1-4 are rooted in individual psychology - just not always the protagonists. SH1 is a manifestation of Alessa's personal hell. 4 is a projection of the antagonists psyche. Tangible though, possible due to the town and cult. F does bear superficial similarities to the series, but departs significantly, lacks all subtlety and has no direct connection to the property. Silent Hill is now just fog and monsters.

Stamina had little impact on actual gameplay in the originals, and perfect dodges (or stamina meters) didn't push it into action game territory. SH3 also had magical girl transformations and "sexy beams" as unlockable mechanics - maybe not the best indicator of intended tone. Combat simply wasn't foremost, and on higher difficulties never felt empowering. Being good at souls-likes, I was unstoppable from the outset in F. In subsequent playthroughs, I did no-damage boss runs on hard. The frequency of combat coupled with the action-oriented gameplay undermines the atmosphere the setting succeeds in establishing. I mean, play/watch a Kyubi boss fight and tell me your first thought is "Silent Hill".
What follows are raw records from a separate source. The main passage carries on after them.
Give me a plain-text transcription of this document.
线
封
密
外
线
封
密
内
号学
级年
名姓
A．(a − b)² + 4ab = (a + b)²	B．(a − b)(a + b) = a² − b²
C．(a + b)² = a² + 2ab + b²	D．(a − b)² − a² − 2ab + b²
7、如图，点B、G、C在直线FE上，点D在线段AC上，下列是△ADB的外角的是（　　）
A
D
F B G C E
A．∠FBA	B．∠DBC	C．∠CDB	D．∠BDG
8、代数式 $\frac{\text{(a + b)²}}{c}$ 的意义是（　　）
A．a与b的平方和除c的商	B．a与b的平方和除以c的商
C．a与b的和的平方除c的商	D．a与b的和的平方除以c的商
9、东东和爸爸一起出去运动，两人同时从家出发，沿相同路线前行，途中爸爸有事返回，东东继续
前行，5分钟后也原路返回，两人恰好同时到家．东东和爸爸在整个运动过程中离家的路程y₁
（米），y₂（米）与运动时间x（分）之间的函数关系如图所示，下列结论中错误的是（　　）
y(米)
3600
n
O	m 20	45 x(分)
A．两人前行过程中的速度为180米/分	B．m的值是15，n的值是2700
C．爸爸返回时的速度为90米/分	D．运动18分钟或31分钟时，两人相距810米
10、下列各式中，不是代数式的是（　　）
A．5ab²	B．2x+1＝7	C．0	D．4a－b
The series has tried different things, but while maintaining a common style. Ambiguity, the eerie uncanniness, sparse dialogue and weird delivery, atmospheric story telling, trusting the audience to understand it. F changes nearly everything, all at once. Why force it into the franchise, other than marketing?

Re: Silent Hill Producer Aims to Release One New Game Per Year

Weez

@PuppetMaster Silent Hill F is an interesting one. It's a good enough game; I just think if you removed the fog, and released it under another name, no one would have thought to call it a Silent Hill clone. And while I disliked the wolf-arm, that has very little to do with it.

Gone is the trauma rooted in an individual in favour of collective trauma. Gone is the desperate or clumsy combat in favour of perfect dodges and stamina meters. Gone are the motifs of decay, replaced with growth. Gone is the Lynchian storytelling and execution, replaced with wordy, explicit J-Horror.

The last point is likely why it'll never feel like a "proper" Silent Hill game. That IS Silent Hill, at least to me.